I don't think Circle is a bad company.
On the contrary, it is now too compliant, too standardized.
But precisely because of this, it has already reached a major contradiction point in the financial system.
I don't recommend heavy holding of Circle, for very practical reasons:
1️⃣ Policy risk is "non-linear"
Currently, stablecoins are less than 1% of M2,
And are tolerable.
But once approaching 5%–10%:
Limits
Mandatory licensing
Restrictions on payment and savings scenarios
Will definitely come.
Policies are not gradual,
They are abrupt.
2️⃣ Circle is essentially a "sovereign debt channel"
Where does USDC money go?
👉 Short-term U.S. Treasuries.
This means:
For each additional 1 USD of USDC,
It is 1 USD helping finance the U.S. government
Short-term is a plus,
But long-term it could turn into:
An "untamed fiscal外挂."
And this is precisely the most sensitive point for regulators.

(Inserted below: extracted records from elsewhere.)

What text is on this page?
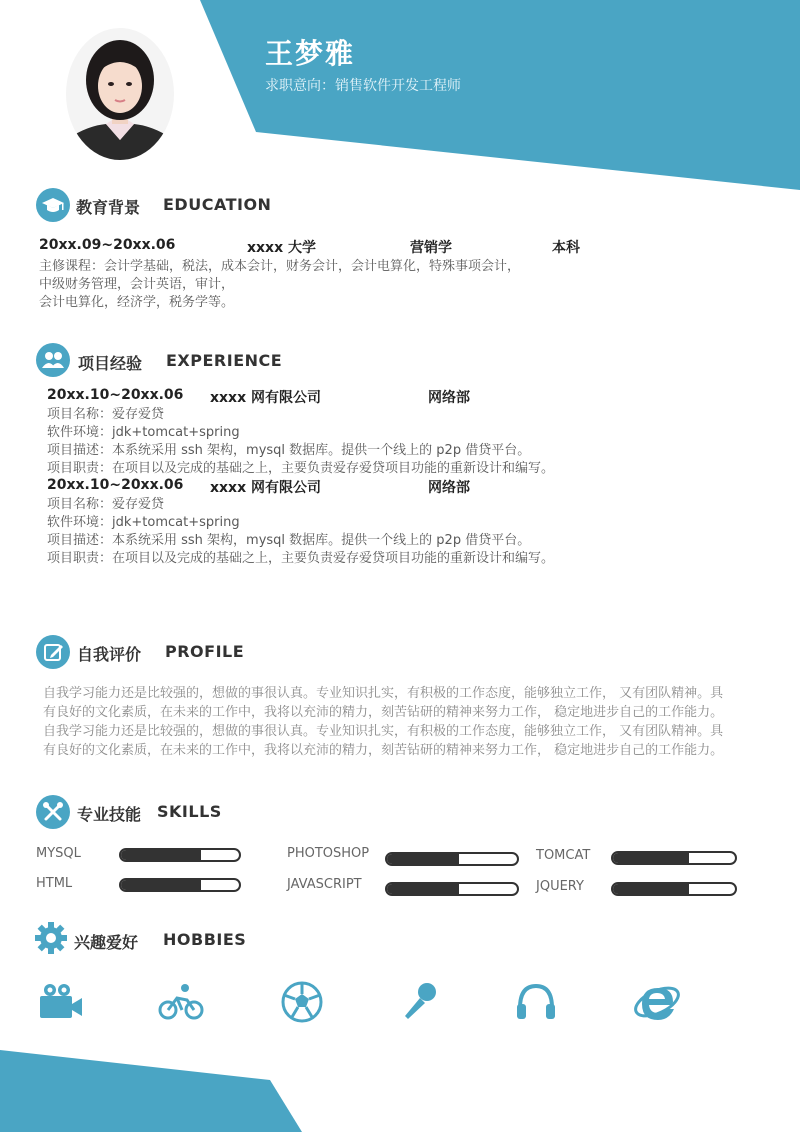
王梦雅
求职意向：销售软件开发工程师
教育背景 EDUCATION
20xx.09~20xx.06	xxxx 大学	营销学	本科
主修课程：会计学基础，税法，成本会计，财务会计，会计电算化，特殊事项会计，
中级财务管理，会计英语，审计，
会计电算化，经济学，税务学等。
项目经验 EXPERIENCE
20xx.10~20xx.06 xxxx 网有限公司	网络部
项目名称：爱存爱贷
软件环境：jdk+tomcat+spring
项目描述：本系统采用 ssh 架构，mysql 数据库。提供一个线上的 p2p 借贷平台。
项目职责：在项目以及完成的基础之上，主要负责爱存爱贷项目功能的重新设计和编写。
20xx.10~20xx.06 xxxx 网有限公司	网络部
项目名称：爱存爱贷
软件环境：jdk+tomcat+spring
项目描述：本系统采用 ssh 架构，mysql 数据库。提供一个线上的 p2p 借贷平台。
项目职责：在项目以及完成的基础之上，主要负责爱存爱贷项目功能的重新设计和编写。
自我评价 PROFILE
自我学习能力还是比较强的，想做的事很认真。专业知识扎实，有积极的工作态度，能够独立工作， 又有团队精神。具
有良好的文化素质，在未来的工作中，我将以充沛的精力，刻苦钻研的精神来努力工作， 稳定地进步自己的工作能力。
自我学习能力还是比较强的，想做的事很认真。专业知识扎实，有积极的工作态度，能够独立工作， 又有团队精神。具
有良好的文化素质，在未来的工作中，我将以充沛的精力，刻苦钻研的精神来努力工作， 稳定地进步自己的工作能力。
专业技能 SKILLS
MYSQL	PHOTOSHOP	TOMCAT
HTML	JAVASCRIPT	JQUERY
兴趣爱好 HOBBIES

3️⃣ Growth ceiling depends not on the market, but on the central bank
Circle aims to build:
"Digital dollar infrastructure"
But real infrastructure
Must be approved by the central bank.
More realistically:
Large banks are developing their own stablecoins
Compliance scenarios will be continuously segmented
USDC may be "co-opted" as a restricted tool
Its potential will be compressed.
And the final irony, which is also the most truthful:
The earliest adopters of crypto
Believe in:
Decentralization
Censorship resistance
Breaking free from central bank control
Today, the most successful stablecoins:
Are the biggest buyers of U.S. government bonds,
Help the Treasury issue debt,
Support the Federal Reserve's system stability,
And have become the most loyal "outsourced" parts of the system.😂
History can sometimes be so ironic.
Stablecoins are not without a future,
But once they become too successful,
They are doomed to be "strictly regulated."
This is not a technical issue,
But a matter of financial power structures.